3. The winding needle assembly (100) according to claim 2, wherein the moving mechanism (40) comprises a gear (41) and a rack (42) meshed with the gear (41), wherein one of the connecting section (10) and the second winding needle section (30) is provided with the gear (41), and the other of the connecting section (10) and the second winding needle section (30) is provided with the rack (42).

4. A needle assembly (100) according to claim 3, wherein the rack (42) is provided in the second needle section (30), the second needle section (30) having a receiving groove (31), the rack (42) being located within the receiving groove (31).

5. The needle roller assembly (100) of claim 4, wherein the plurality of racks (42) are spaced apart along the first direction (a); or the rack (42) is positioned at edges of both sides of the accommodating groove (31) along the first direction (A) along both sides of the first direction (A).

6. The winding needle assembly (100) according to claim 4, wherein the gear (41) is provided through the receiving groove (31).

7. A needle winding assembly (100) according to claim 3, wherein the plurality of racks (42) are arranged at intervals along a third direction (C) and are respectively located at two opposite sides of the gear (41), and the third direction (C) is perpendicular to the first direction (a) and the second direction (B).

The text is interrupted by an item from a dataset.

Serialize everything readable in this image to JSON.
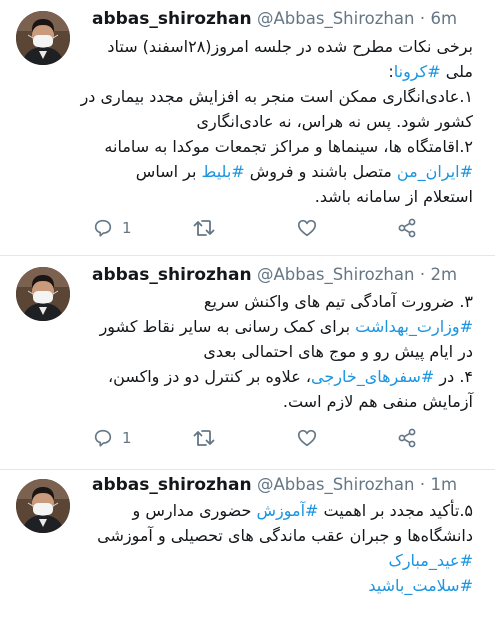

8. The needle assembly (100) according to claim 1, wherein the first needle section (20) comprises a first sub-needle portion (21) and a second sub-needle portion (22) arranged side by side in the second direction (B), the first sub-needle portion (21) and the second sub-needle portion (22) being adapted to jointly grip a membrane.

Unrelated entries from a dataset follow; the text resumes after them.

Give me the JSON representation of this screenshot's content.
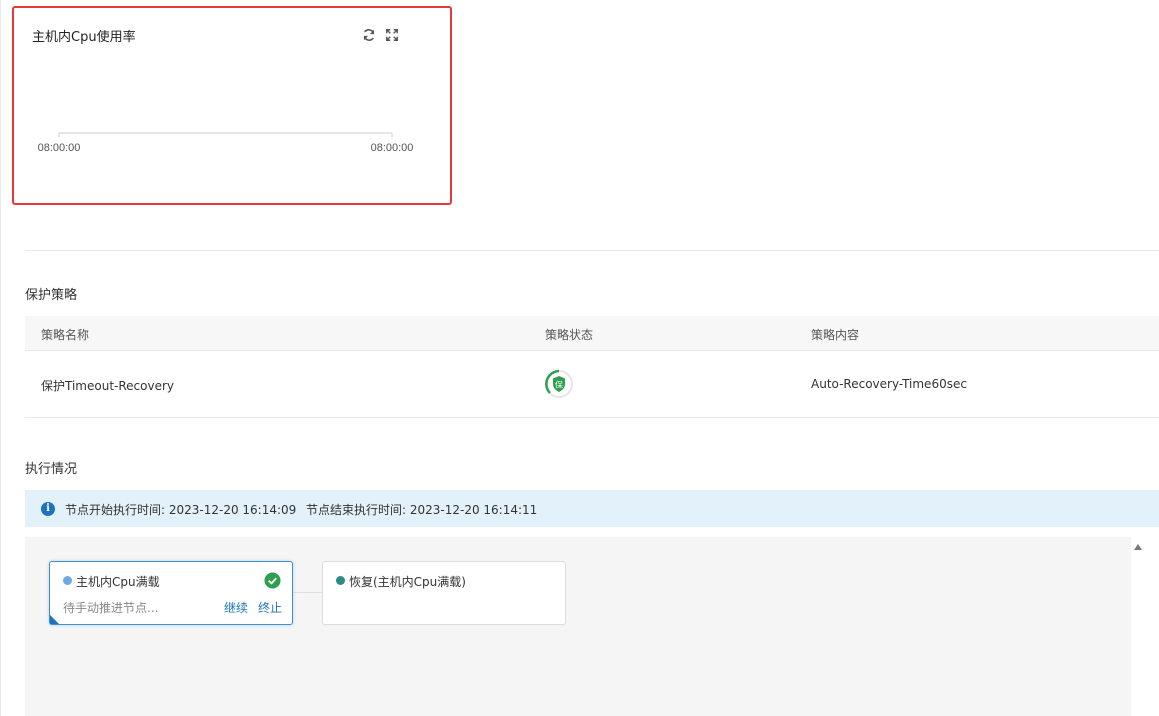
{
  "chart_card": {
    "title": "主机内Cpu使用率",
    "refresh_icon": "refresh-icon",
    "fullscreen_icon": "fullscreen-icon",
    "chart_data": {
      "type": "line",
      "title": "",
      "series": [],
      "x_ticks": [
        "08:00:00",
        "08:00:00"
      ],
      "xlabel": "",
      "ylabel": ""
    }
  },
  "strategy": {
    "section_title": "保护策略",
    "columns": [
      "策略名称",
      "策略状态",
      "策略内容"
    ],
    "rows": [
      {
        "name": "保护Timeout-Recovery",
        "status_badge": "保",
        "status_color": "#2e9e4f",
        "content": "Auto-Recovery-Time60sec"
      }
    ]
  },
  "execution": {
    "section_title": "执行情况",
    "info_icon": "i",
    "start_time": "节点开始执行时间: 2023-12-20 16:14:09",
    "end_time": "节点结束执行时间: 2023-12-20 16:14:11",
    "nodes": [
      {
        "title": "主机内Cpu满载",
        "dot_color": "#6fa8e0",
        "status": "待手动推进节点...",
        "actions": [
          "继续",
          "终止"
        ],
        "check_color": "#2e9e4f"
      },
      {
        "title": "恢复(主机内Cpu满载)",
        "dot_color": "#2a8a86"
      }
    ]
  }
}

9. The needle assembly (100) of claim 1, wherein an outer surface of a side of the second needle section (30) remote from the first needle section (20) is an arcuate surface.

10. The needle assembly (100) according to any one of claims 1-9, wherein the number of second needle sections (30) is two, wherein one of the second needle sections (30) is arranged on one side of the first needle section (20) and the other second needle section (30) is arranged on the other side of the first needle section (20).